Prime Minister Shinzo Abe and his administration said it was safe to begin reopening the plants this year, as long as they met higher safety standards put in place as a result of the disaster.
But a recent poll found that most Japanese citizens want the plants to remain closed, fearing another catastrophe.
“We don’t even know the final disposal place of the Fukushima waste.
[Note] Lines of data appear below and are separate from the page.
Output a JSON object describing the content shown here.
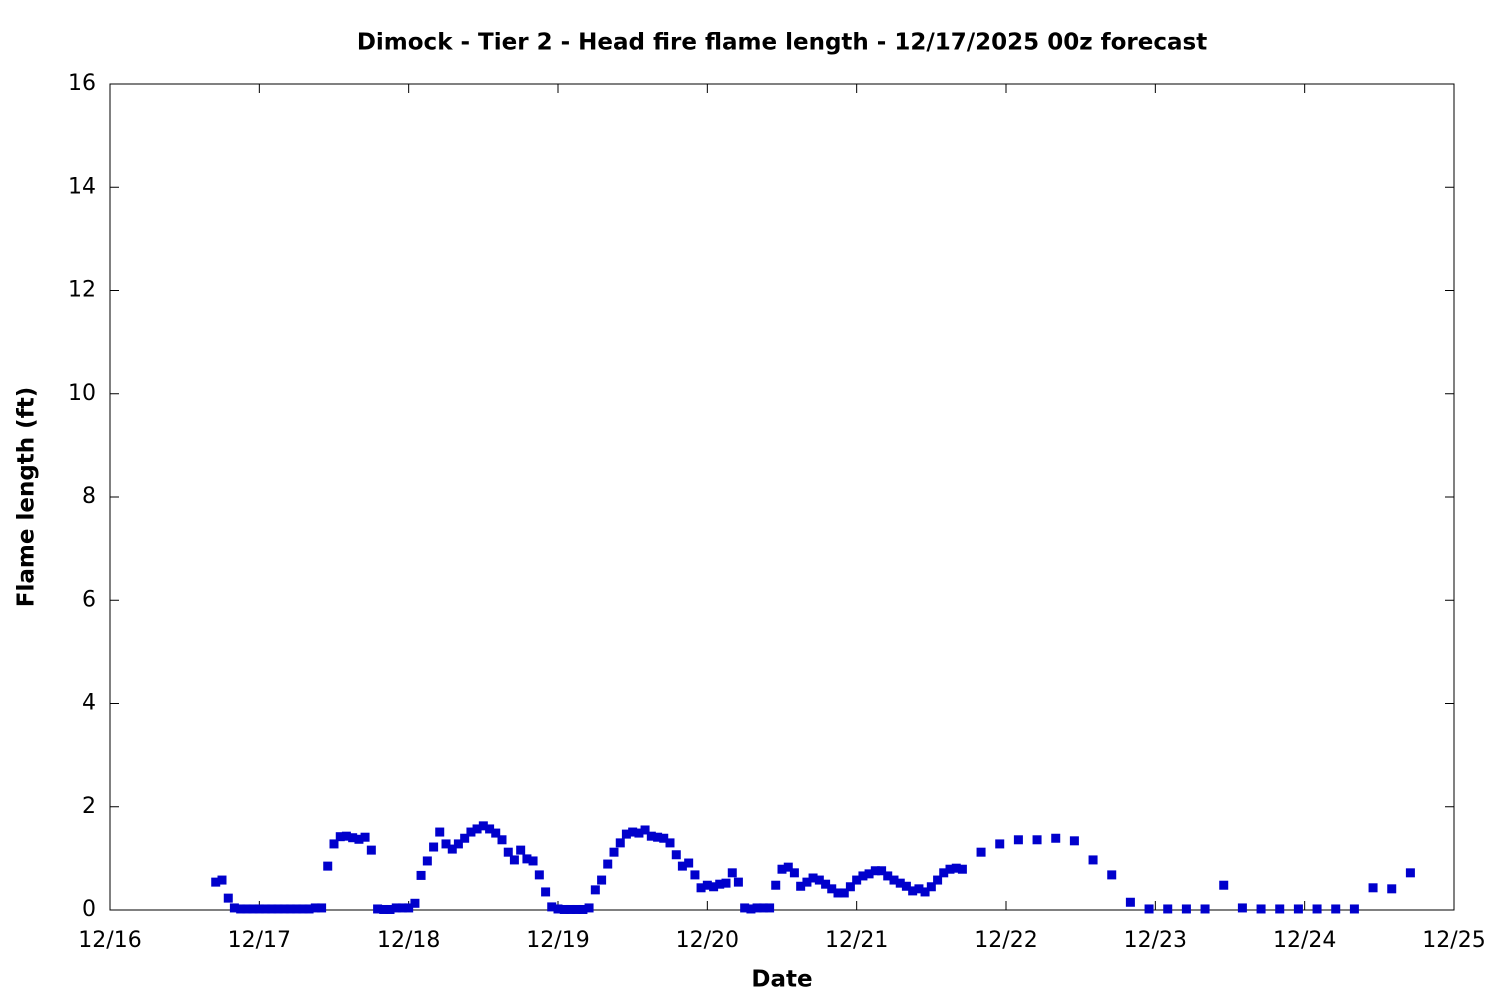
{
  "chart_data": {
    "type": "scatter",
    "title": "Dimock - Tier 2 - Head fire flame length - 12/17/2025 00z forecast",
    "xlabel": "Date",
    "ylabel": "Flame length (ft)",
    "color": "#0000cc",
    "x": [
      16.708,
      16.75,
      16.792,
      16.833,
      16.875,
      16.917,
      16.958,
      17,
      17.042,
      17.083,
      17.125,
      17.167,
      17.208,
      17.25,
      17.292,
      17.333,
      17.375,
      17.417,
      17.458,
      17.5,
      17.542,
      17.583,
      17.625,
      17.667,
      17.708,
      17.75,
      17.792,
      17.833,
      17.875,
      17.917,
      17.958,
      18,
      18.042,
      18.083,
      18.125,
      18.167,
      18.208,
      18.25,
      18.292,
      18.333,
      18.375,
      18.417,
      18.458,
      18.5,
      18.542,
      18.583,
      18.625,
      18.667,
      18.708,
      18.75,
      18.792,
      18.833,
      18.875,
      18.917,
      18.958,
      19,
      19.042,
      19.083,
      19.125,
      19.167,
      19.208,
      19.25,
      19.292,
      19.333,
      19.375,
      19.417,
      19.458,
      19.5,
      19.542,
      19.583,
      19.625,
      19.667,
      19.708,
      19.75,
      19.792,
      19.833,
      19.875,
      19.917,
      19.958,
      20,
      20.042,
      20.083,
      20.125,
      20.167,
      20.208,
      20.25,
      20.292,
      20.333,
      20.375,
      20.417,
      20.458,
      20.5,
      20.542,
      20.583,
      20.625,
      20.667,
      20.708,
      20.75,
      20.792,
      20.833,
      20.875,
      20.917,
      20.958,
      21,
      21.042,
      21.083,
      21.125,
      21.167,
      21.208,
      21.25,
      21.292,
      21.333,
      21.375,
      21.417,
      21.458,
      21.5,
      21.542,
      21.583,
      21.625,
      21.667,
      21.708,
      21.833,
      21.958,
      22.083,
      22.208,
      22.333,
      22.458,
      22.583,
      22.708,
      22.833,
      22.958,
      23.083,
      23.208,
      23.333,
      23.458,
      23.583,
      23.708,
      23.833,
      23.958,
      24.083,
      24.208,
      24.333,
      24.458,
      24.583,
      24.708
    ],
    "values": [
      0.54,
      0.58,
      0.23,
      0.04,
      0.02,
      0.02,
      0.02,
      0.02,
      0.02,
      0.02,
      0.02,
      0.02,
      0.02,
      0.02,
      0.02,
      0.02,
      0.04,
      0.04,
      0.85,
      1.28,
      1.42,
      1.43,
      1.4,
      1.37,
      1.41,
      1.16,
      0.02,
      0.01,
      0.01,
      0.04,
      0.04,
      0.04,
      0.13,
      0.67,
      0.95,
      1.22,
      1.51,
      1.28,
      1.18,
      1.28,
      1.39,
      1.51,
      1.57,
      1.63,
      1.57,
      1.49,
      1.36,
      1.12,
      0.97,
      1.16,
      0.99,
      0.95,
      0.68,
      0.35,
      0.06,
      0.02,
      0.01,
      0.01,
      0.01,
      0.01,
      0.04,
      0.39,
      0.58,
      0.89,
      1.12,
      1.3,
      1.47,
      1.51,
      1.49,
      1.55,
      1.43,
      1.41,
      1.39,
      1.3,
      1.07,
      0.85,
      0.91,
      0.68,
      0.43,
      0.48,
      0.45,
      0.5,
      0.52,
      0.72,
      0.54,
      0.04,
      0.02,
      0.04,
      0.04,
      0.04,
      0.48,
      0.79,
      0.83,
      0.72,
      0.46,
      0.54,
      0.62,
      0.58,
      0.5,
      0.41,
      0.33,
      0.33,
      0.45,
      0.58,
      0.66,
      0.7,
      0.76,
      0.76,
      0.66,
      0.58,
      0.52,
      0.46,
      0.37,
      0.41,
      0.35,
      0.45,
      0.58,
      0.72,
      0.79,
      0.81,
      0.79,
      1.12,
      1.28,
      1.36,
      1.36,
      1.39,
      1.34,
      0.97,
      0.68,
      0.15,
      0.02,
      0.02,
      0.02,
      0.02,
      0.48,
      0.04,
      0.02,
      0.02,
      0.02,
      0.02,
      0.02,
      0.02,
      0.43,
      0.41,
      0.72
    ],
    "xlim": [
      16,
      25
    ],
    "xticks": [
      {
        "value": 16,
        "label": "12/16"
      },
      {
        "value": 17,
        "label": "12/17"
      },
      {
        "value": 18,
        "label": "12/18"
      },
      {
        "value": 19,
        "label": "12/19"
      },
      {
        "value": 20,
        "label": "12/20"
      },
      {
        "value": 21,
        "label": "12/21"
      },
      {
        "value": 22,
        "label": "12/22"
      },
      {
        "value": 23,
        "label": "12/23"
      },
      {
        "value": 24,
        "label": "12/24"
      },
      {
        "value": 25,
        "label": "12/25"
      }
    ],
    "ylim": [
      0,
      16
    ],
    "yticks": [
      0,
      2,
      4,
      6,
      8,
      10,
      12,
      14,
      16
    ],
    "grid": false
  }
}
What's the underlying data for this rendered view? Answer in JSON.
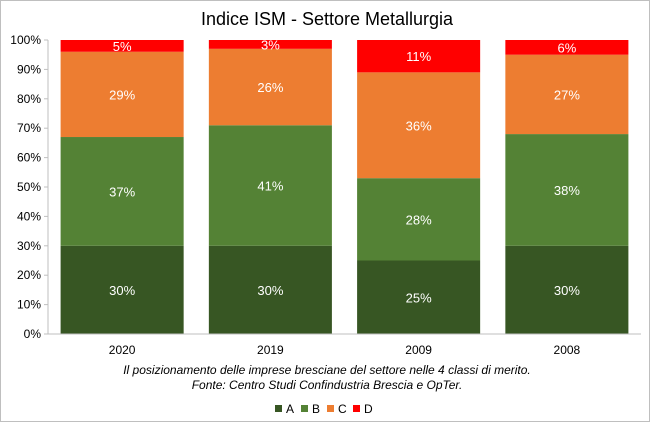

We should discuss this after we decide where to dispose of the waste,” said Hatsuhiko Aoki, an artist from Gifu Prefecture.
Yoshitaka Mukohara, the president of a publishing company and the secretary-general of the Anti-Nuclear Kagoshima Network, said the Abe administration was acting irresponsibly.
“There are some places that are not decontaminated, but the government is sending people back,” Mukohara said. “What they are doing is acting like nothing ever happened.”
McCormick has no interest in weighing in on the controversy.
“It’s really a decision that the Japanese people have to make, in terms of how they get their energy,” McCormick said. “I’ve been focused on the cleanup.”
But McCormick said part of the work in Japan would involve building public support for the cleanup and convincing people that it was a long-term project.
It’s a skill he used at Hanford, lobbying Congress to include cleanup money in annual appropriation bills.
“The cleanup of Fukushima, if you compare it to Hanford, is on the same scale: tens of billions of dollars,” McCormick said. “And it’s going to take many decades to complete.”